A Woman, a Part
A Woman, a Part mixes passion and ambivalence to create a work whose ambiguities seem earned, and lived in
In the spring of 1967, while everyone else in her senior class seems to be making plans for college, Susanna consumes a bottle of aspirin and a bottle of vodka. "My hands have no bones," she observes. Soon, with a push from her family, she has committed herself to Claymoore, an upscale psychiatric institution. The diagnosis? "Borderline personality disorder," say the shrinks. A supervising nurse played by Whoopi Goldberg offers her own diagnosis: "You are a lazy, self-indulgent little girl who is driving yourself crazy." Winona Ryder plays Susanna Kaysen, whose real-life memoir tells of how she lost two years of her life by stumbling onto the psychiatric conveyor belt. Although mental illness is real and terrifying, the movie argues that perfectly sane people like Susanna can become institutionalized simply because once they're inside the system there is the assumption that something must be wrong with them. Goldberg's nurse has seen this process at work and warns Susanna: "Do not drop anchor here." But Susanna fits easily into the cocoon of Claymoore, where the other women include a rebel misfit named Lisa (Angelina Jolie), a roommate named Georgina (Clea Duvall) who would like to live in the land of Oz, the burn victim Polly (Elisabeth Moss), and the deeply troubled Daisy (Brittany Murphy). The staff is headed by a bureaucrat (Jeffrey Tambor) and an intelligent but detached psychiatrist (Vanessa Redgrave).
The film unfolds in an episodic way, like the journal it's based on. Themes make an appearance from time to time, but not consistently; the film is mostly about character and behavior and although there are individual scenes of powerful acting, there doesn't seem to be a destination. That's why the conclusion is so unsatisfying: The story, having failed to provide itself with character conflicts that can be resolved with drama, turns to melodrama instead.
One problem is the ambivalent nature of Susanna's condition ("ambivalent" is one of her favorite words). She isn't disturbed enough to require treatment, but she becomes strangely absorbed inside Claymoore, as if it provides structure and entertainment she misses on the outside. Certainly Lisa is an inspiration, with her cool self-confidence masking deep wounds. Instead of being in a women's dorm at college, Susanna is in a women's dorm at Claymoore, where her subject of study is herself. Susanna is not therefore a captive of an evil system but someone seduced by a careless one, and there is the temptation to suspect she deserves what she gets.

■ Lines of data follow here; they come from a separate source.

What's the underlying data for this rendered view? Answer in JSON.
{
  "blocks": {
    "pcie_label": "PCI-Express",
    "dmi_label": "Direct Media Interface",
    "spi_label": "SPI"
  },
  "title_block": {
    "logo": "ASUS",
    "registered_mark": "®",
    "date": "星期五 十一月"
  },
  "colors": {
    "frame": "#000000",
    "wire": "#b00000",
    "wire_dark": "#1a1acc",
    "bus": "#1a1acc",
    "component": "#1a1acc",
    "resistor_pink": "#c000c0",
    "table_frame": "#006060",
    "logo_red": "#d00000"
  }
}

Even a feminist argument with her psychiatrist (Redgrave) lacks power. They argue over the definition of promiscuity; Susanna points out that women are labeled promiscuous after much less sexual experience than men. Susanna has indeed slept in one day with both her boyfriend and an orderly, but under the circumstances is that promiscuity or opportunism? Jared Leto plays her boyfriend Toby, whose number is up in the draft lottery. He wants them to run away to Canada. She is no longer much interested in steering her future into their relationship and prefers her new friends in Claymoore. "Them?" says Toby. "They're eating grapes off of the wallpaper." Susanna chooses solidarity: "If they're insane, I'm insane." Wrong. They're insane, and she isn't, and that deprives the film of the kind of subterranean energy that fueled its obvious inspiration, "One Flew Over the Cuckoo's Nest." Two reasons to see the film: Winona Ryder and Angelina Jolie. Their characters never really get a plot to engage them, and are subjected to a silly ending, but moment to moment, they are intriguing and watchable. Jolie is emerging as one of the great wild spirits of current movies, a loose cannon who somehow has deadly aim. Ryder shows again her skill at projecting mental states; one of her gifts is to let us know exactly what she's thinking, without seeming to. Their work here deserves a movie with more reason for existing.